Saya bisa mengerti. Mari bersama-sama untuk menyembuhkan penyakit itu. Dik Taris tidak keberatan kan jika saya sebut penyakit? Tidak. Aku memang selalu menganggap ketidak wajaran adalah penyakit. Ibuku juga selalu bilang bahwa apa yang Taris rasakan adalah penyakit. Tak ada yang sulit selama kita mau berusaha dan berdoa.
Matahari sudah tinggi, mari kita pulang sekarang, katanya seraya membantuku untuk berdiri. Sudah dua bulan lima hari kami menikah. Selama itu pula aku tidak pernah tidur dengan suami. Setiap matahari kembali ke peraduan, dia selalu menjauh. Akupun sampai bertanya, tidakkah bosan dengan keadaan seperti ini? Bukankah pernikahan itu hanya sebagai alat pemuas nafsu?.
Itu adalah anggapan yang salah. Keinginan biologis tentunya pasti ada. Akan tetapi tujuan menikah semata karena untuk menyempurnakan agama. Tahukah Dek Taris bahwa kesenangan dan kebahagiaan itu berbeda?. Kesenangan muncul dari nafsu, sementara kebahagiaan datang dari hati. Kesenanganlah yang membuat diri kita tidak pernah puas, tukasnya.
Lalu apa gunanya jika seorang istri tidak bisa memanjakan sang suami?.
Soal Dek Taris tidak bisa melaksanakan kewajiban layaknya sebagai seorang istri, saya ikhlas.

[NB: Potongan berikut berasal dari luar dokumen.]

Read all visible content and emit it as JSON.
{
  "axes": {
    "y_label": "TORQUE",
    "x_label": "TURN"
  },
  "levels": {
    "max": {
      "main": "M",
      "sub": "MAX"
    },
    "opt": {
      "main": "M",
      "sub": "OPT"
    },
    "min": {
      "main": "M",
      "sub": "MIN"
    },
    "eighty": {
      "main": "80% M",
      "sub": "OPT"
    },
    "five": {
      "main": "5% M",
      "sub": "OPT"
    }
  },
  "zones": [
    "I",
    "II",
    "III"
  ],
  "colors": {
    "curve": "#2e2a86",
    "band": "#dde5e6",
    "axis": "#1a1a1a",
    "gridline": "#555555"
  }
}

Mungkin ini adalah cobaan bagi saya, bagi keluarga kita.
Saya tatap-lekat wajahnya yang bening. Mata yang tak jauh berbeda dengan pendar langit pagi. Mata itu seolah memberi energi kesabaran kepada diriku. Dan air matapun tak bisa aku sembunyikan.

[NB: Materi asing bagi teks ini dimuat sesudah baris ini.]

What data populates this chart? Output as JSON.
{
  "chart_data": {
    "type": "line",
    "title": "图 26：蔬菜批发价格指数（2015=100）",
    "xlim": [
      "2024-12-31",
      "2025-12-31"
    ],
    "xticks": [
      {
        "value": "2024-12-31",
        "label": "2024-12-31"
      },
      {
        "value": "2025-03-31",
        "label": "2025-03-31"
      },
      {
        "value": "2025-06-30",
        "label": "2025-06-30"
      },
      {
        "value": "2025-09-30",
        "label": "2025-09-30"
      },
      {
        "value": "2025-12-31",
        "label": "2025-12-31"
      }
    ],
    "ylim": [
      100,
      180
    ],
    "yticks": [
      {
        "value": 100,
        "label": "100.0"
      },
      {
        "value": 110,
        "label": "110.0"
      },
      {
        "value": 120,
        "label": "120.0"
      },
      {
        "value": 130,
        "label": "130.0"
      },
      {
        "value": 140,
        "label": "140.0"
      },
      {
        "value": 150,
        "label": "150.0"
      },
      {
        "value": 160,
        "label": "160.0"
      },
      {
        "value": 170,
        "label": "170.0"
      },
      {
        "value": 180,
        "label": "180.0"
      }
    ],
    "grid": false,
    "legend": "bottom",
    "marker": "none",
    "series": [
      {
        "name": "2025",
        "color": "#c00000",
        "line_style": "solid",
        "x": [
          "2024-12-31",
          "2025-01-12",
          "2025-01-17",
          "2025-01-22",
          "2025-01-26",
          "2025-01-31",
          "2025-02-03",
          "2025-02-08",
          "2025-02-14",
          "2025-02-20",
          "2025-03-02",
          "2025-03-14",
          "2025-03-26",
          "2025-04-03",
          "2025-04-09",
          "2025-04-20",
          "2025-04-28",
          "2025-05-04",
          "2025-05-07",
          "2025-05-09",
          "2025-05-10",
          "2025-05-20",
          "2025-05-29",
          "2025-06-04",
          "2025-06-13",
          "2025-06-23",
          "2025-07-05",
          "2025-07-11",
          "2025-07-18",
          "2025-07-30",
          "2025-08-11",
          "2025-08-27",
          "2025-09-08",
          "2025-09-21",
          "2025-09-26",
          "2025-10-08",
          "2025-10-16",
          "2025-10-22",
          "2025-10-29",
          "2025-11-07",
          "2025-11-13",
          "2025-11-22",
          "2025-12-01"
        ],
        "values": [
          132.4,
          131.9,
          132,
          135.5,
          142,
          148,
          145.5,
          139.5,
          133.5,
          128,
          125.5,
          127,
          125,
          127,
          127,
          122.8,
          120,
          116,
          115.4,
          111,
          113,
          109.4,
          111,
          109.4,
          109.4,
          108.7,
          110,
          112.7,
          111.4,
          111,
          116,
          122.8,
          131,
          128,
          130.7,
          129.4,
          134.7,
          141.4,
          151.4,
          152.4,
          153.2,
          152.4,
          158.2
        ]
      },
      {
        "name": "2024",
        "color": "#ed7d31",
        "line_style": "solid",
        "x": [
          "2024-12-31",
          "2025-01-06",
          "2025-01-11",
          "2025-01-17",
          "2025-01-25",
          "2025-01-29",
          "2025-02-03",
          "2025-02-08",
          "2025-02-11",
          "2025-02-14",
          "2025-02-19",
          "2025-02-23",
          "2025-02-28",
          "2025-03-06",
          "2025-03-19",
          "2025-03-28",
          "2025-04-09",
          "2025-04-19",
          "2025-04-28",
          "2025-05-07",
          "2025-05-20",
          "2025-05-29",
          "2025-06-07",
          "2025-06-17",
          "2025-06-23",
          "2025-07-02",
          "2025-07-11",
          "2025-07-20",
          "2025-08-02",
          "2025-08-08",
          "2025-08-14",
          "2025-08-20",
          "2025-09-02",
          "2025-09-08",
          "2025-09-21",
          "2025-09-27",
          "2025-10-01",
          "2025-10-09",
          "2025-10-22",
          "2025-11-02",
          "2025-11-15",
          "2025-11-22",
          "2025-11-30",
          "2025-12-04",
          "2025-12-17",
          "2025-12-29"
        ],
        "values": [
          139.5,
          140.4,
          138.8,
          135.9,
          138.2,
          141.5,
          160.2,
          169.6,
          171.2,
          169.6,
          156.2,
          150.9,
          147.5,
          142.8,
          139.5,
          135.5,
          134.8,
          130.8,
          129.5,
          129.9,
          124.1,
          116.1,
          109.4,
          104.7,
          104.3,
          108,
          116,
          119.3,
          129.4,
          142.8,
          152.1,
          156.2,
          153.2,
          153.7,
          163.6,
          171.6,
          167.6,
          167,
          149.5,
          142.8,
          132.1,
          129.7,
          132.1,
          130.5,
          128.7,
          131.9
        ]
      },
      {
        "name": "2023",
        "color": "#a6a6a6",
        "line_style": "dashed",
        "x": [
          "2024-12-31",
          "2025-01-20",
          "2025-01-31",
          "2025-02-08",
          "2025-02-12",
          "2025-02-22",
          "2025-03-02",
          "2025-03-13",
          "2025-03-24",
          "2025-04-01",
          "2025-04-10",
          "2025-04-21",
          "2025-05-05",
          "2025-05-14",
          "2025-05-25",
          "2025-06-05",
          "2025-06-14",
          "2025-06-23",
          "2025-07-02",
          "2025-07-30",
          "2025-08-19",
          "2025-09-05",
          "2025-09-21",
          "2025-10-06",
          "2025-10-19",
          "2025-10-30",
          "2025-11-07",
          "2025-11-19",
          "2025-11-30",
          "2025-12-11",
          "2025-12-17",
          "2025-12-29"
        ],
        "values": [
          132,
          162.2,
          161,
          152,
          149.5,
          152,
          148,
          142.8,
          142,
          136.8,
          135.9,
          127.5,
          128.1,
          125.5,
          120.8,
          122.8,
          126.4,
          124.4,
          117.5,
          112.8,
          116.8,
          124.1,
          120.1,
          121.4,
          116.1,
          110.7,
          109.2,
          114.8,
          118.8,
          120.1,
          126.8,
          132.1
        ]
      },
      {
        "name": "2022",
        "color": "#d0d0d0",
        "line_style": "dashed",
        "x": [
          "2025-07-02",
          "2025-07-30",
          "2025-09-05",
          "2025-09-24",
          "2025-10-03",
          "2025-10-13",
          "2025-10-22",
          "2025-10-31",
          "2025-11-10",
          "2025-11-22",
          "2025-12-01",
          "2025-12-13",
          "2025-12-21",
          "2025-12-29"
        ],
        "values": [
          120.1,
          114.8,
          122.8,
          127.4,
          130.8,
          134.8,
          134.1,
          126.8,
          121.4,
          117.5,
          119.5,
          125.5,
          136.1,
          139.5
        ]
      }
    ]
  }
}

Ia berdiri di ambang pintu. Krek. Krek. Tangannya membandul daun pintu berulang ke depan dan ke belakang. Sesekali memainkan gerendel pintu. Tampaknya ada sesuatu yang dicarinya. Entah apa. hubungan tak lepas dari perhatiannya.
Dia mundur dua langkah. Pandangannya ke depan yang tak terbatas. Diam cukup lama, lalu kembali lagi posisi semula, dan maju dua langkah hingga kedua kakinya menyentuh tanah. Ia menatap langit.

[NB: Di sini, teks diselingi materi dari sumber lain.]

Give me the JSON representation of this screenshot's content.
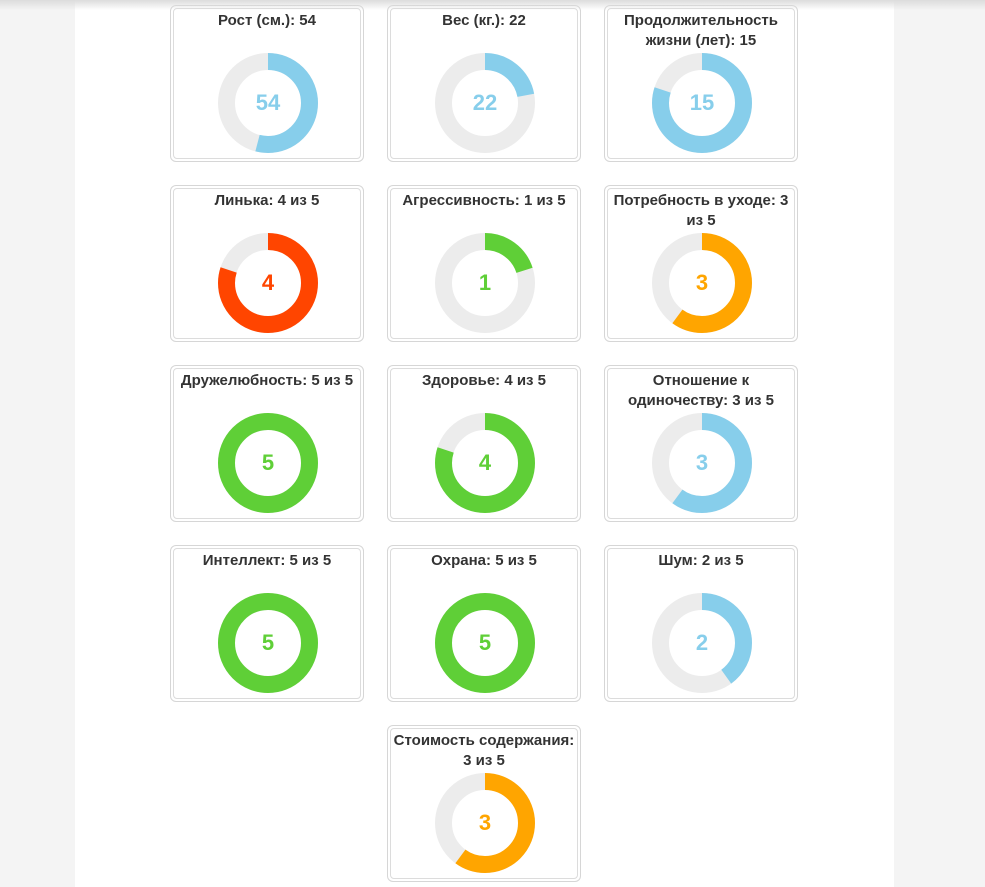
{
  "cards": [
    {
      "id": "height",
      "title": "Рост (см.): 54",
      "value": "54",
      "fraction": 0.54,
      "color": "#87ceeb"
    },
    {
      "id": "weight",
      "title": "Вес (кг.): 22",
      "value": "22",
      "fraction": 0.22,
      "color": "#87ceeb"
    },
    {
      "id": "lifespan",
      "title": "Продолжительность жизни (лет): 15",
      "value": "15",
      "fraction": 0.8,
      "color": "#87ceeb"
    },
    {
      "id": "shedding",
      "title": "Линька: 4 из 5",
      "value": "4",
      "fraction": 0.8,
      "color": "#ff4500"
    },
    {
      "id": "aggression",
      "title": "Агрессивность: 1 из 5",
      "value": "1",
      "fraction": 0.2,
      "color": "#5fcf37"
    },
    {
      "id": "grooming",
      "title": "Потребность в уходе: 3 из 5",
      "value": "3",
      "fraction": 0.6,
      "color": "#ffa500"
    },
    {
      "id": "friendliness",
      "title": "Дружелюбность: 5 из 5",
      "value": "5",
      "fraction": 1.0,
      "color": "#5fcf37"
    },
    {
      "id": "health",
      "title": "Здоровье: 4 из 5",
      "value": "4",
      "fraction": 0.8,
      "color": "#5fcf37"
    },
    {
      "id": "solitude",
      "title": "Отношение к одиночеству: 3 из 5",
      "value": "3",
      "fraction": 0.6,
      "color": "#87ceeb"
    },
    {
      "id": "intellect",
      "title": "Интеллект: 5 из 5",
      "value": "5",
      "fraction": 1.0,
      "color": "#5fcf37"
    },
    {
      "id": "guard",
      "title": "Охрана: 5 из 5",
      "value": "5",
      "fraction": 1.0,
      "color": "#5fcf37"
    },
    {
      "id": "noise",
      "title": "Шум: 2 из 5",
      "value": "2",
      "fraction": 0.4,
      "color": "#87ceeb"
    },
    {
      "id": "cost",
      "title": "Стоимость содержания: 3 из 5",
      "value": "3",
      "fraction": 0.6,
      "color": "#ffa500"
    }
  ],
  "track_color": "#ececec"
}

Aneh..!!! desisnya setelah melintasi pintu berulang kali.
Ada apa?. saya coba memberanikan diri bertanya.
Tidak apa-apa kok. Sudah sholat dek?
Ya sudah.
Air mukanya tampak keruh. Akupun terdiam tidak tahu harus berkata apa. Tanpa memberitahu, Aku yakin ada sesuatu yang disembunyikan dalam pikirannya.
Coba ke sini dek.
Akupun mendekat.
Pandangilah langit itu.
Saya manut.
Sekarang adek lewati pintu itu dan pandangi lagi langit yang tadi kamu pandang.
Akupun melewati daun pintu dan memandang langit pada titik yang sama.
Apa Dek Taris merasakan sesuatu yang janggal?.
Akupun terhenyak dan kaget. Benar. Langit tampak berbeda. Lebih hitam dan lebih gelap. aku mendekat ke sisinya dan kembali memandang langit pada titik yang sama. Langit tampak lebih cerah. Lebih berenergi.
Menapa bisa berbeda?.
Entahlah. Saya juga tidak tahu. Nanti saya coba tanyakan pada Kiai Zainur, tukasnya. Kiai Zainur adalah pengasuh pesantren di mana suami saya menimba ilmu agama.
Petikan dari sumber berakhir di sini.